Nvidia Faces Pressure Amidst Rising AI Costs and Intensified Competition
When Nvidia CEO Jensen Huang took the stage at the company’s annual software developer conference, the focus was clear: defending a nearly $3 trillion chip company’s market dominance. The pressure is mounting as Nvidia’s biggest customers scrutinize the soaring costs of artificial intelligence.
Nvidia’s conference comes on the heels of a competitive move by China’s DeepSeek, which unveiled a chatbot it claims requires less computing power than its rivals. Concerns over the cost of computing power have put pressure on Nvidia (NVDA.O) as their revenue largely comes from selling chips that cost tens of thousands of dollars apiece. Despite this, Nvidia’s revenue more than quadrupled over the past three years, reaching $130.5 billion.
At the conference, Nvidia is expected to unveil details of its Vera Rubin chip system, named after the American astronomer who advanced the concept of dark matter. Mass production of the system is slated for later this year. This announcement follows the delayed market entry of Rubin’s predecessor, the David Blackwell chip, whose production setbacks impacted Nvidia’s margins.

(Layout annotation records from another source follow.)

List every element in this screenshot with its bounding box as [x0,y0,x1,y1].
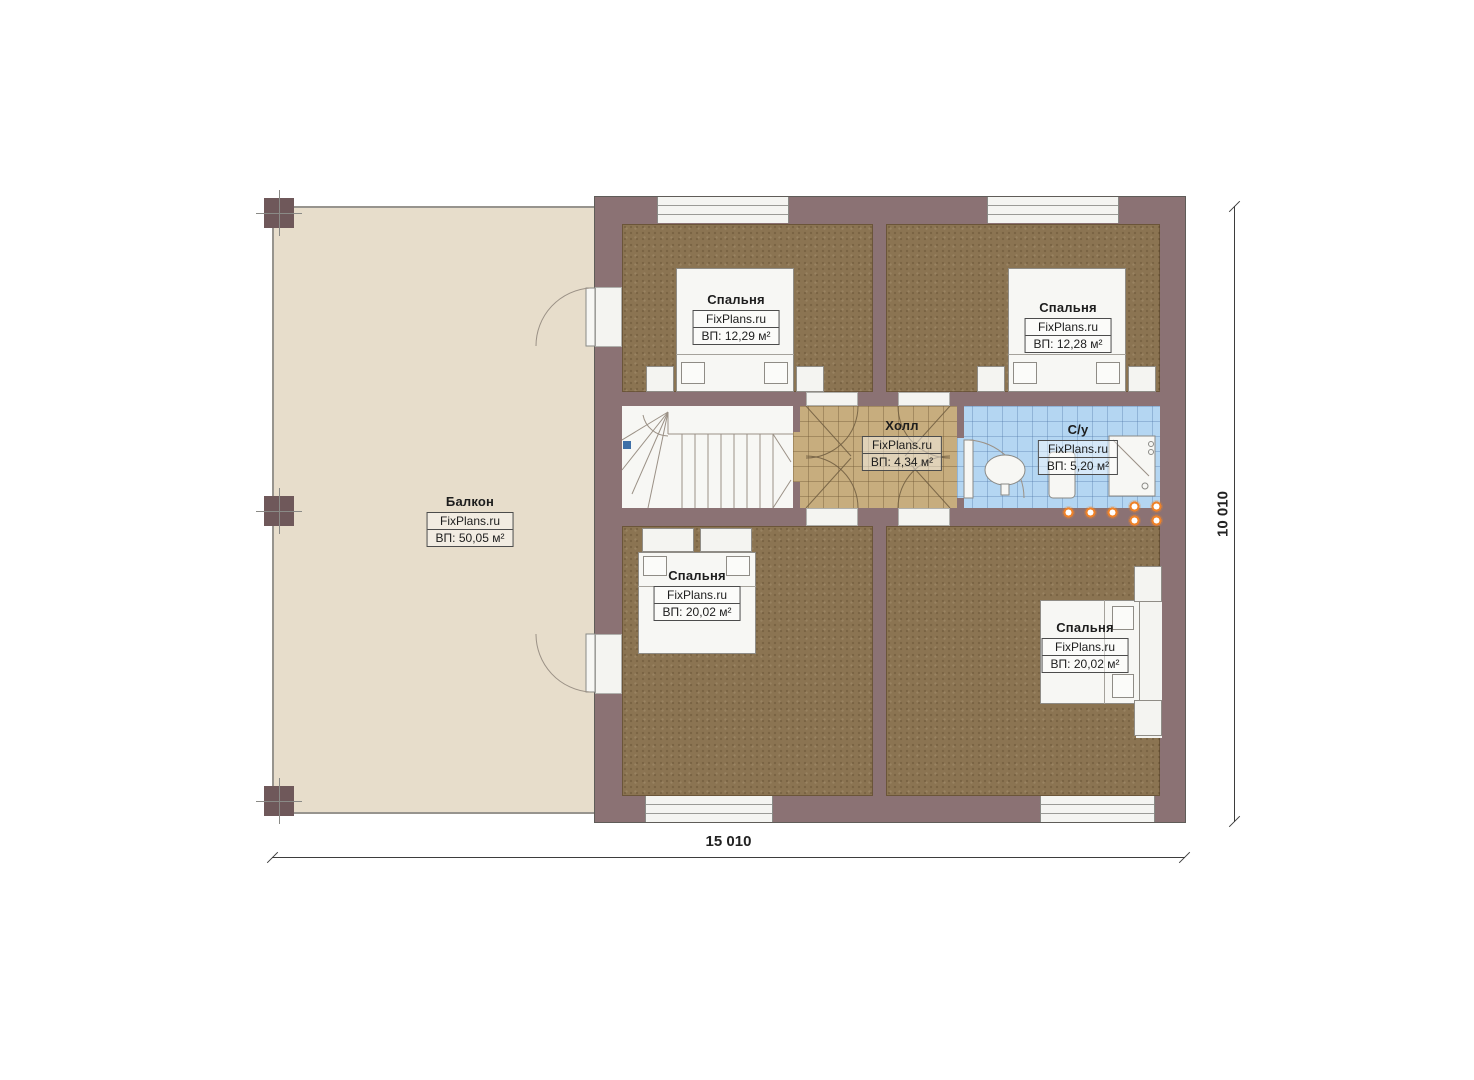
nightstand [1128,366,1156,392]
pillow [681,362,705,384]
dimension-line-width: 15 010 [272,857,1185,858]
room-label-bedroom-bottom-left: Спальня FixPlans.ru ВП: 20,02 м² [654,568,741,621]
dimension-width-label: 15 010 [706,833,752,850]
room-area: ВП: 20,02 м² [655,603,740,620]
window-icon [987,197,1119,223]
dimension-tick [1179,852,1190,863]
balcony-door-opening [595,634,622,694]
room-label-bathroom: С/у FixPlans.ru ВП: 5,20 м² [1038,422,1118,475]
spotlight-icon [1128,500,1141,513]
room-name: Спальня [1042,620,1129,635]
room-label-bedroom-bottom-right: Спальня FixPlans.ru ВП: 20,02 м² [1042,620,1129,673]
watermark: FixPlans.ru [863,437,941,453]
nightstand [700,528,752,552]
pillow [1013,362,1037,384]
balcony-door-swing [528,630,598,696]
watermark: FixPlans.ru [694,311,779,327]
pillar-icon [264,198,294,228]
spotlight-icon [1106,506,1119,519]
room-name: Спальня [1025,300,1112,315]
window-icon [645,796,773,822]
room-label-hall: Холл FixPlans.ru ВП: 4,34 м² [862,418,942,471]
spotlight-icon [1084,506,1097,519]
door-opening [898,392,950,406]
spotlight-icon [1062,506,1075,519]
room-area: ВП: 20,02 м² [1043,655,1128,672]
spotlight-icon [1150,514,1163,527]
nightstand [1134,566,1162,602]
staircase [622,406,793,508]
pillow [1112,674,1134,698]
dimension-height-label: 10 010 [1215,491,1232,537]
pillar-icon [264,496,294,526]
watermark: FixPlans.ru [655,587,740,603]
room-name: Спальня [654,568,741,583]
watermark: FixPlans.ru [428,513,513,529]
dimension-tick [1229,201,1240,212]
nightstand [646,366,674,392]
watermark: FixPlans.ru [1043,639,1128,655]
room-area: ВП: 12,29 м² [694,327,779,344]
pillow [1096,362,1120,384]
bathroom-door-leaf [964,440,973,498]
dimension-tick [267,852,278,863]
room-area: ВП: 4,34 м² [863,453,941,470]
balcony-door-swing [528,284,598,350]
bed-blanket-line [1008,354,1126,355]
nightstand [796,366,824,392]
nightstand [977,366,1005,392]
nightstand [1134,700,1162,736]
door-opening [898,508,950,526]
balcony-door-opening [595,287,622,347]
room-name: Спальня [693,292,780,307]
pillar-icon [264,786,294,816]
room-label-balcony: Балкон FixPlans.ru ВП: 50,05 м² [427,494,514,547]
dimension-tick [1229,816,1240,827]
spotlight-icon [1150,500,1163,513]
floor-plan-canvas: Балкон FixPlans.ru ВП: 50,05 м² Спальня … [0,0,1474,1080]
room-area: ВП: 5,20 м² [1039,457,1117,474]
room-label-bedroom-top-left: Спальня FixPlans.ru ВП: 12,29 м² [693,292,780,345]
toilet-icon [985,455,1025,485]
room-area: ВП: 50,05 м² [428,529,513,546]
spotlight-icon [1128,514,1141,527]
window-icon [1040,796,1155,822]
nightstand [642,528,694,552]
pillow [764,362,788,384]
window-icon [657,197,789,223]
room-name: Холл [862,418,942,433]
watermark: FixPlans.ru [1026,319,1111,335]
door-opening [806,508,858,526]
bed-blanket-line [676,354,794,355]
room-name: Балкон [427,494,514,509]
door-opening [806,392,858,406]
watermark: FixPlans.ru [1039,441,1117,457]
room-name: С/у [1038,422,1118,437]
dimension-line-height: 10 010 [1234,206,1235,822]
room-label-bedroom-top-right: Спальня FixPlans.ru ВП: 12,28 м² [1025,300,1112,353]
room-area: ВП: 12,28 м² [1026,335,1111,352]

Nvidia CEO Jensen Huang delivers a keynote address at CES 2025 in Las Vegas, Nevada.
The Shift from Training to Inference
Technological shifts in the AI market pose a challenge to Nvidia’s core business. Previously focused on ‘training,’ which involves feeding AI models vast datasets, the industry is increasingly driven by ‘inference,’ where models use their accumulated knowledge to generate user responses.
While Nvidia holds over 90% of the training market share, competition is growing in inference. The degree of market share those competitors capture will hinge on how inference computing unfolds.
The Rise of Inference and Competitive Threats
Inference computing covers a wide spectrum, from smartphone applications to data centers that generate complex financial analyses. Numerous startups in Silicon Valley and beyond, along with Nvidia’s traditional competitors like Advanced Micro Devices (AMD.O), are vying to offer chips that deliver the same results at a lower cost — especially for electricity, where Nvidia’s chips are resource intensive to operate — so much so that some AI companies are considering nuclear reactors to power them.
“They have a hammer, and they’re just making bigger hammers,” said Bob Beachler, VP at Untether AI, one of many startups challenging Nvidia in inference markets. “They own the (training) market. And so every new chip they come out with has a lot of training baggage.”
Nvidia’s Strategy: Reasoning and Expanding Markets
Nvidia argues that a new form of AI, known as “reasoning,” plays to its strengths. Reasoning chatbots reflect, creating several lines of text and then evaluating themselves on the problem. Nvidia chips have an advantage with these computing-intensive processes.
“The market for inference is going to be many times bigger than the training market,” Jay Goldberg, CEO of D2D Advisory, stated. “As inference becomes more important, their percentage share will be lower, but the total market size and the pool of revenues could be much, much larger.”
Beyond chatbots, Nvidia is exploring other computing markets. The company plans to use new AI methods to improve chatbots and make robots more useful.
A key focus will be quantum computing. Following Huang’s comments in January that quantum computing was decades away, which affected companies invested in the technology, Microsoft (MSFT.O) and Google (GOOGL.O) countered that it was closer to practical application. Nvidia will dedicate a full day of its conference to the quantum industry and its plans.
Additionally, Nvidia is pursuing the development of a central processor chip, a project first reported by Reuters.
“It could eat into what’s left of the Intel market,” said Maribel Lopez, an independent technology industry analyst.